Q&A

Physical reactions during recitation (ruqyah)

Why your body sometimes reacts strongly during Qur'anic recitation - what is normal, what is a warning sign, and what is unrelated.

Notice:Editorial team review only - scholar review pending

Is yawning, crying, or tingling during recitation a sign of jinn or black magic?
Not usually. Yawning is a normal physiological response to slowed breathing and concentration; crying is the natural response of a sound heart to the meaning of revelation; tingling can come from prolonged stillness or breathing patterns. Many ruqyah practitioners over-interpret these as evidence of jinn presence, which then drives anxious clients into longer and more expensive sessions. The clearer markers - sustained convulsions, the body acting against the person's will, voice changes, complete loss of awareness - are rare.
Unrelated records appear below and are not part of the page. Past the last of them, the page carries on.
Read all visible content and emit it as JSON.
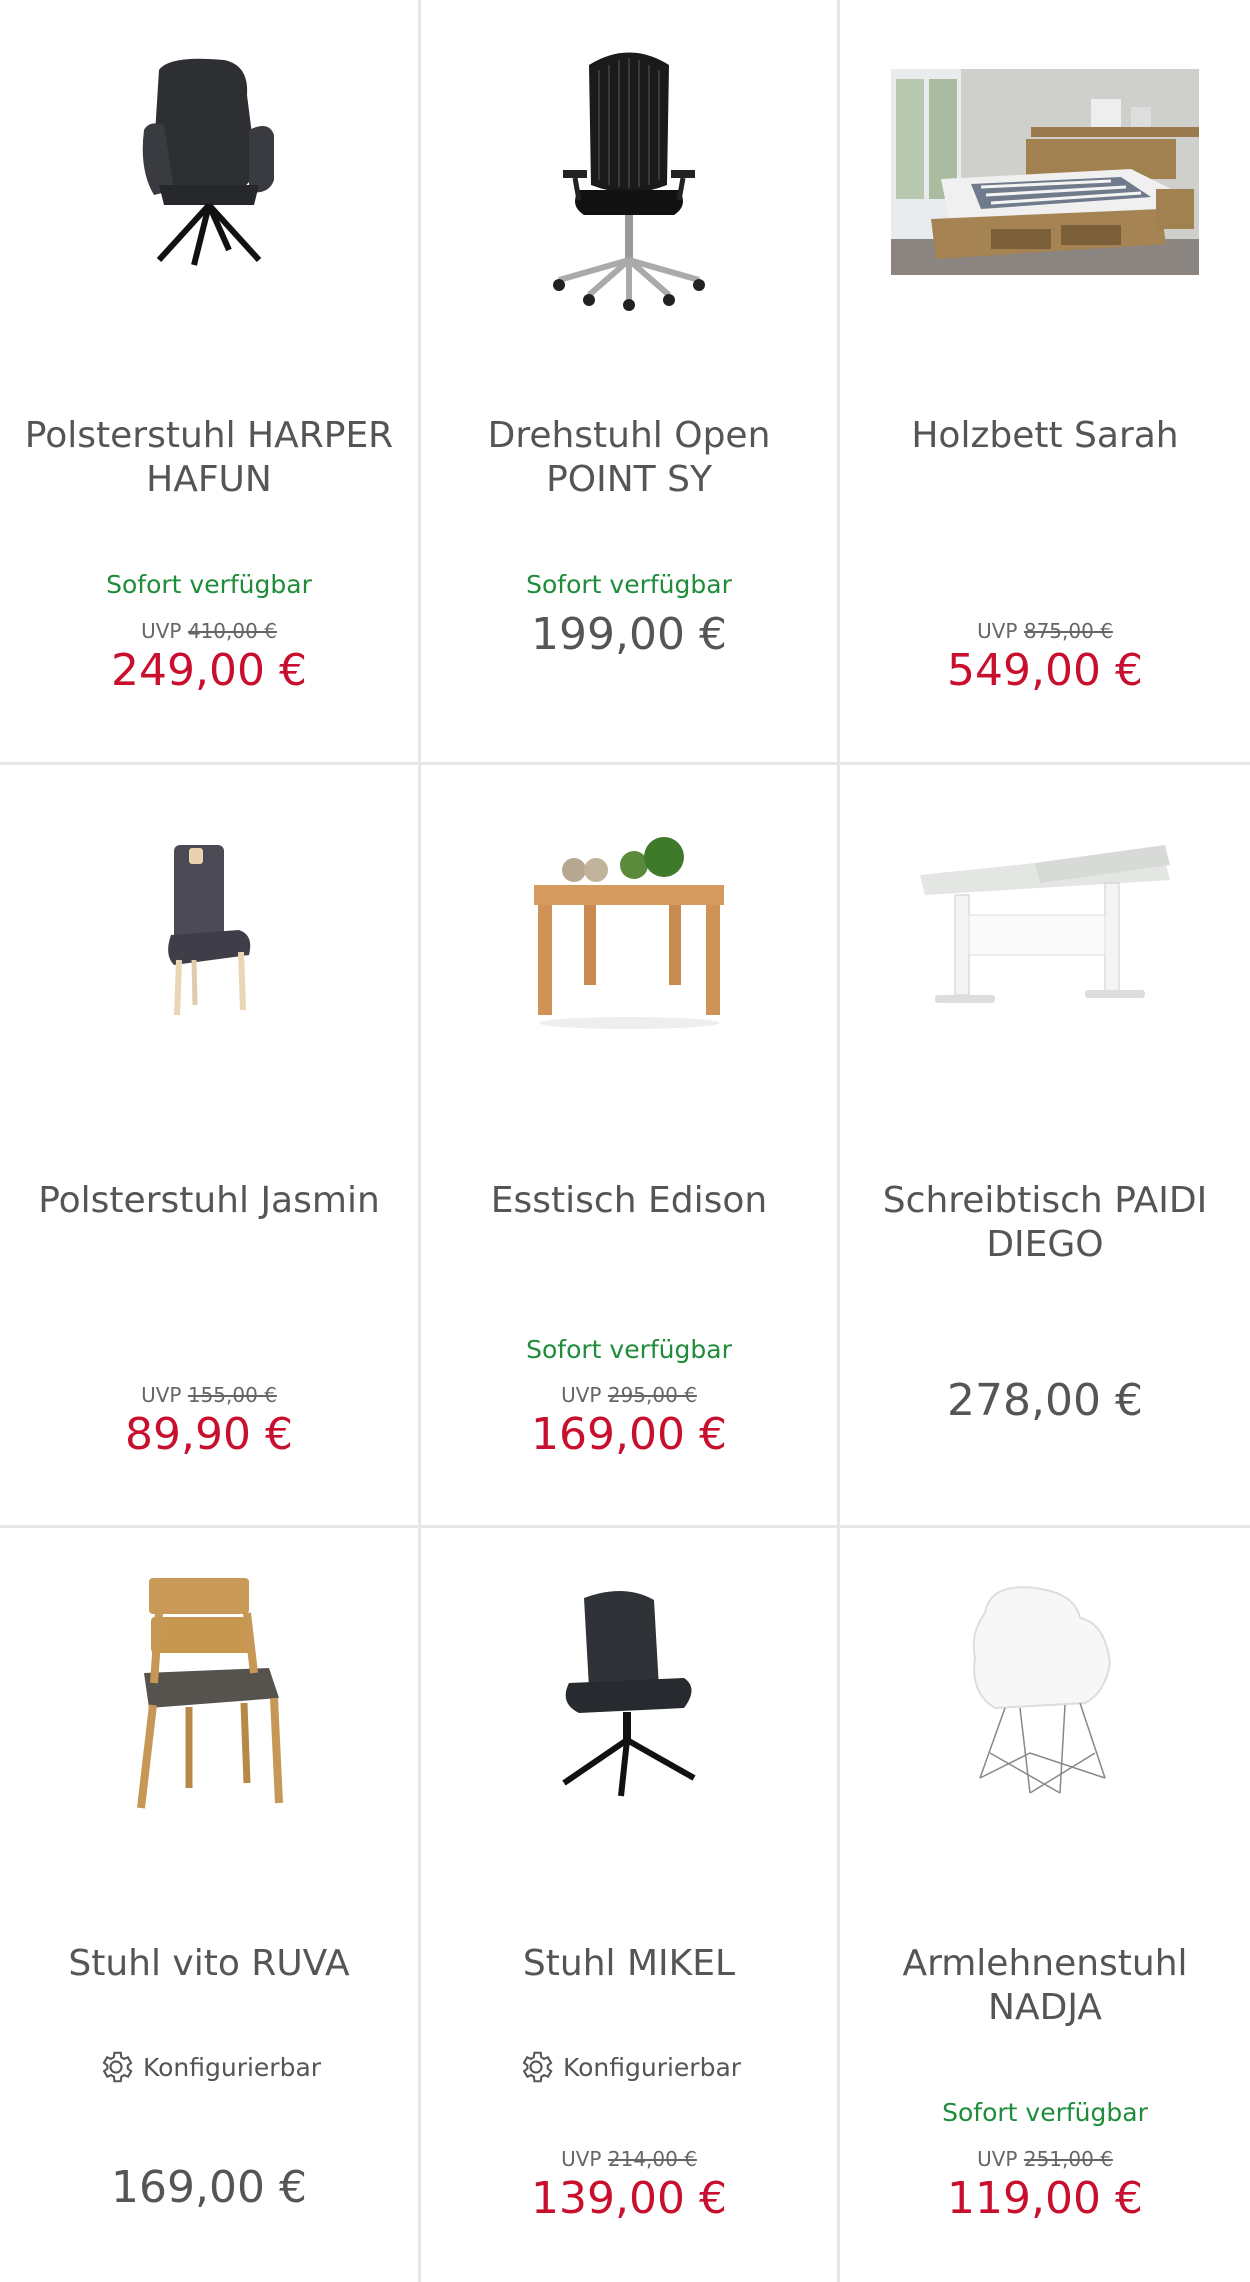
{
  "products": [
    {
      "name": "Polsterstuhl HARPER HAFUN",
      "availability": "Sofort verfügbar",
      "uvp_label": "UVP",
      "uvp_price": "410,00 €",
      "price": "249,00 €",
      "image": "upholstered-swivel-chair"
    },
    {
      "name": "Drehstuhl Open POINT SY",
      "availability": "Sofort verfügbar",
      "price": "199,00 €",
      "image": "office-chair"
    },
    {
      "name": "Holzbett Sarah",
      "uvp_label": "UVP",
      "uvp_price": "875,00 €",
      "price": "549,00 €",
      "image": "wooden-bed-photo"
    },
    {
      "name": "Polsterstuhl Jasmin",
      "uvp_label": "UVP",
      "uvp_price": "155,00 €",
      "price": "89,90 €",
      "image": "upholstered-chair"
    },
    {
      "name": "Esstisch Edison",
      "availability": "Sofort verfügbar",
      "uvp_label": "UVP",
      "uvp_price": "295,00 €",
      "price": "169,00 €",
      "image": "dining-table"
    },
    {
      "name": "Schreibtisch PAIDI DIEGO",
      "price": "278,00 €",
      "image": "desk"
    },
    {
      "name": "Stuhl vito RUVA",
      "configurable": "Konfigurierbar",
      "price": "169,00 €",
      "image": "wooden-chair"
    },
    {
      "name": "Stuhl MIKEL",
      "configurable": "Konfigurierbar",
      "uvp_label": "UVP",
      "uvp_price": "214,00 €",
      "price": "139,00 €",
      "image": "swivel-chair"
    },
    {
      "name": "Armlehnenstuhl NADJA",
      "availability": "Sofort verfügbar",
      "uvp_label": "UVP",
      "uvp_price": "251,00 €",
      "price": "119,00 €",
      "image": "white-shell-chair"
    }
  ],
  "colors": {
    "sale_price": "#c8102e",
    "availability": "#1e8c3a",
    "text": "#555555",
    "divider": "#e6e6e6"
  }
}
Default to the natural explanation; investigate further only when a clear, reproducible pattern emerges.
I have panic attacks during recitation. What is happening?
Two non-mutually-exclusive explanations: first, a panic-disorder reaction triggered by the intense focus on an emotionally loaded topic - genuine and medical; second, the shaytan's discomfort when Surah Al-Baqarah and the Mu'awwidhat are recited, since Sahih Muslim 780 indicates the shaytan flees the house where Surah Al-Baqarah is recited. Both can coexist. Continue the recitation calmly; breathe slowly; do not stop the recitation because the discomfort spikes - the discomfort is information, not danger. If panic attacks persist outside of ruqyah, see a qualified mental-health professional. The two responses are complementary, not contradictory.
I have seen people vomit, shake, or shout during recitation. Is this normal?
Some of these can occur in cases of genuine jinn presence, and traditional ruqyah literature documents them. They can also occur in cases of severe anxiety, dissociation, or epilepsy. The combination of intense recitation, fear, and group pressure can produce dramatic-looking reactions in people without any jinn involvement. A qualified raqi distinguishes by reproducibility (does it happen reliably on specific verses?), by medical history (epilepsy ruled out?), and by sustained response (does the pattern persist over months under proper recitation?). A magician-raqi will manufacture drama; a sound raqi will downplay it.
?Should recitation always feel calming?
Mostly, yes. The Qur'an's effect on a sound believer is tranquility (Surah Ar-Ra'd 13:28 alludes to this). If recitation reliably produces distress and the distress is reproducible on specific verses, that is data worth investigating with a qualified raqi. If it produces only normal emotional responses - tears, calm, contemplation - that is the Qur'an doing what it does.
?What if a practitioner pressures me to display reactions?
Leave. A sound raqi has no incentive to produce drama, since his role is to recite Qur'an and trust Allah with the outcome. A raqi who pressures, suggests, or coaches reactions is selling theatre. The Sunnah-correct response to pressure is to disengage, return to self-ruqyah, and find a qualified scholar if further help is needed.